Some years ago I took the trouble to compile a list of all the times when we had seen the Post-Crisis version of Wonder Woman slaughter her enemies without feeling guilty about it. (With special attention to those times when Superman must have known what was going on, and seemed to be fine with it instead of throwing a hissy fit!) The results of my research are still available at
Timeline of Wonder Woman's Killings, Post-Crisis
I'm just going to cut-and-paste one entry from my old Timeline. That will bring you up to speed!
1999. Action Comics #761. Written by Joe Kelly.
This story is downright weird.
If taken at face value, the following things occur: Wonder Woman and Superman are magically summoned to Valhalla to help the Norse Gods fight an evil demon horde collectively called the Vgrtsmyth.
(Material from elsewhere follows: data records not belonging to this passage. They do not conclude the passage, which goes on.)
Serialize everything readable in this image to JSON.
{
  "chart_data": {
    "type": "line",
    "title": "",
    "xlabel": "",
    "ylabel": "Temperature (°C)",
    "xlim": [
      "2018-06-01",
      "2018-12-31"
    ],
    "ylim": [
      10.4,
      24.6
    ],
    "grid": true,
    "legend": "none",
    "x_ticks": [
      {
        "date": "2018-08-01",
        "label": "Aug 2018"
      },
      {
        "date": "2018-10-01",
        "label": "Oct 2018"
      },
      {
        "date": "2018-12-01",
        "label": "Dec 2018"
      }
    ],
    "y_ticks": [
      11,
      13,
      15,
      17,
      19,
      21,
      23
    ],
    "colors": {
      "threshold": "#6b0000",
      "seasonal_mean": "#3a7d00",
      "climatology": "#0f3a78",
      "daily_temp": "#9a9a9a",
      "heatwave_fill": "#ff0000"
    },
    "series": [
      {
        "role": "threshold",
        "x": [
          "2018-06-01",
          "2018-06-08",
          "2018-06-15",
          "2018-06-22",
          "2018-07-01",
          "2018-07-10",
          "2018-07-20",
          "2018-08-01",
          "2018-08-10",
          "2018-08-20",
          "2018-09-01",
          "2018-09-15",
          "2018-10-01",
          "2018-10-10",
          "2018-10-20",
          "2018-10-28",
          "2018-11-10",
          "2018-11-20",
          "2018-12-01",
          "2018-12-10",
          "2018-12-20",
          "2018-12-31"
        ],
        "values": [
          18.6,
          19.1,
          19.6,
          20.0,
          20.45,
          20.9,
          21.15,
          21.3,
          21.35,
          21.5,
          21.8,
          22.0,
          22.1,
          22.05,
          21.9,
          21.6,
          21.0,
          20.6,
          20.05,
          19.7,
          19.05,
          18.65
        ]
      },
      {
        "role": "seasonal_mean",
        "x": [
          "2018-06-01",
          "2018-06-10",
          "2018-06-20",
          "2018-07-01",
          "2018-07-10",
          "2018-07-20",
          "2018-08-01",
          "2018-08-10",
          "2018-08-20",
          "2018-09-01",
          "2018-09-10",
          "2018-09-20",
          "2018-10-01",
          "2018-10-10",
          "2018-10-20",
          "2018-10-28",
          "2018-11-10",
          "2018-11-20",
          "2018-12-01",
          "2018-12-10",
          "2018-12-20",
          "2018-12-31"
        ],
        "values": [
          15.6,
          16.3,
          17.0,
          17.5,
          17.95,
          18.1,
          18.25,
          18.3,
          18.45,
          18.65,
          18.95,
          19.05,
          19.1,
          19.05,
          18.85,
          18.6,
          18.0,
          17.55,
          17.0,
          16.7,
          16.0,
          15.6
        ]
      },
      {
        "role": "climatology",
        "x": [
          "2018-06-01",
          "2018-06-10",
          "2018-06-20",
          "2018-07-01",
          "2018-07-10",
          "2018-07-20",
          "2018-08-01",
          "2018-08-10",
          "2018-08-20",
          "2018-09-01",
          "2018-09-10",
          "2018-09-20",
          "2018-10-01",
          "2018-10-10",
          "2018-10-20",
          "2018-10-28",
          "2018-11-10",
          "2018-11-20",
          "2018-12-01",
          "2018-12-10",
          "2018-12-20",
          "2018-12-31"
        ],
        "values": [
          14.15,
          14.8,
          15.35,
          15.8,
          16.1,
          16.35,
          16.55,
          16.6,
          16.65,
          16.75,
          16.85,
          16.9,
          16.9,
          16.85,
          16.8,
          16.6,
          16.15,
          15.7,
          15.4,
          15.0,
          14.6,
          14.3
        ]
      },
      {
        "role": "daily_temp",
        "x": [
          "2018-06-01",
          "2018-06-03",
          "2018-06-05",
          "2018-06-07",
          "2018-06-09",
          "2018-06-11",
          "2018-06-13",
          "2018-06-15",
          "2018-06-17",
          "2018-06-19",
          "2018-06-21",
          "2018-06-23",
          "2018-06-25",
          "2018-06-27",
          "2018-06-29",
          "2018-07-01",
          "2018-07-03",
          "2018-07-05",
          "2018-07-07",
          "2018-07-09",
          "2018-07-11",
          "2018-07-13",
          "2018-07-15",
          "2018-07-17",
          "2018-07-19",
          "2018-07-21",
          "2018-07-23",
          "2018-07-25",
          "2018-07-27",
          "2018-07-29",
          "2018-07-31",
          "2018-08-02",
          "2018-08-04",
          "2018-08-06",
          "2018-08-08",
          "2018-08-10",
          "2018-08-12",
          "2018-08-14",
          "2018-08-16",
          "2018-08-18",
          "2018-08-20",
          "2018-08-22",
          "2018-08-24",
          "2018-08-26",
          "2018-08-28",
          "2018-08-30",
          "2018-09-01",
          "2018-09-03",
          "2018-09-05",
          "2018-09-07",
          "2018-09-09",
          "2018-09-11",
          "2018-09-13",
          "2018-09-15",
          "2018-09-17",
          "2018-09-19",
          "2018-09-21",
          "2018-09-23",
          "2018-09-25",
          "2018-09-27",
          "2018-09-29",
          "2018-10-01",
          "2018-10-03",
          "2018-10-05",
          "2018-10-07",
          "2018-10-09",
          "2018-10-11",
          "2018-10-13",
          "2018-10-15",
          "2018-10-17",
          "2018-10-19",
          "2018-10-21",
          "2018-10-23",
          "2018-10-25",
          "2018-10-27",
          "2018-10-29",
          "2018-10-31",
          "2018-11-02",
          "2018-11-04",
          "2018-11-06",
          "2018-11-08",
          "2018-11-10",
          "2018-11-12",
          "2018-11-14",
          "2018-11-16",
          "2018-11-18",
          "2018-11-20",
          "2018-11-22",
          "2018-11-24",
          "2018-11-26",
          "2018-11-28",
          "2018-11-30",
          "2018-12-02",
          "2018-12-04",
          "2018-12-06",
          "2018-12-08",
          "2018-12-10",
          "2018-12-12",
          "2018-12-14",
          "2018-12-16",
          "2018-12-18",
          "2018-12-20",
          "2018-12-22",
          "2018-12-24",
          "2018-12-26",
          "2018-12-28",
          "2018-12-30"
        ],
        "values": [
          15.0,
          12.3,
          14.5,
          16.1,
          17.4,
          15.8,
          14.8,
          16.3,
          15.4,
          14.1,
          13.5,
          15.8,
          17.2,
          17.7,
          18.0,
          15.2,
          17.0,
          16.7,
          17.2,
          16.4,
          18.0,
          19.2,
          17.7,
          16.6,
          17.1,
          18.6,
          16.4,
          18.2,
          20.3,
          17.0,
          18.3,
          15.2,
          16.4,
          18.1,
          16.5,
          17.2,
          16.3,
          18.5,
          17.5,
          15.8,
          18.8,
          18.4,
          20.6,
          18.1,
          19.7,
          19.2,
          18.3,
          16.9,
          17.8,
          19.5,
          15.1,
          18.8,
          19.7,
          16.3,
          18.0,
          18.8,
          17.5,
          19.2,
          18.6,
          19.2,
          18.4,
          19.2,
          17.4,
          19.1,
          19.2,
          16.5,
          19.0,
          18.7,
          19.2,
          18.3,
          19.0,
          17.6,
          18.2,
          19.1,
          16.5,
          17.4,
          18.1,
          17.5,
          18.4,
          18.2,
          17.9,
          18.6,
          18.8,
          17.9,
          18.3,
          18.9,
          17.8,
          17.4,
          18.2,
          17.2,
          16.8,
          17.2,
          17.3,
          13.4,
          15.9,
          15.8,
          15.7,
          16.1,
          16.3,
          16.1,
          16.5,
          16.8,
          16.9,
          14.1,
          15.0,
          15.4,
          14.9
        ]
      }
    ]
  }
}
They fight side by side for a thousand years without any vacations. Diana kills enemies right and left. Superman steadfastly refuses to do so. (It is far from clear what happens to any demon warriors whom he knocks down without killing.) He also refuses to sleep with Diana even after a thousand years of being comrades in arms, when he figures his wife Lois is long dead anyway. After they’ve ended the war, Thor (who died and returned during all this) offers to grant each of them a wish in reward for their valiant service. Since the story ends with Superman back in Metropolis, kissing Lois, the implication is that he wished to be returned to the same day on Earth from which he had been yanked away (but we never actually saw how he worded his wish).
This story has always annoyed me, although I can see that Kelly was bound and determined to find a way to hit us over the head with the idea that Superman will always be faithful to his wife, no matter how long the separation or how great the temptation. I prefer to think of the Valhalla stuff as a mystical dream sequence, easily forgotten, which Kelly simply “forgot” to label as a dream sequence, rather than something which “really happened” to Superman for a full millennium “in continuity.” But if we take it at face value, then Superman spent a thousand years watching Diana kill demons practically nonstop, and he learned to live with it, and there is no dialogue in the last couple of pages of the story to indicate that those events were magically scrubbed from his memory before he returned home to Lois. (On the other hand, I’ve never actually seen or heard of any subsequent Superman story which explicitly referenced that thousand-year-war as something which he still remembered after it was over and done with, so maybe he did ask to have all that nonsense wiped out of his memory?)
[P.S. After I posted the above paragraphs, about four and a half years ago, someone pointed out to me that those events were referenced once in dialogue in a later story. Then Superman and everybody else went ahead and forgot all about it!]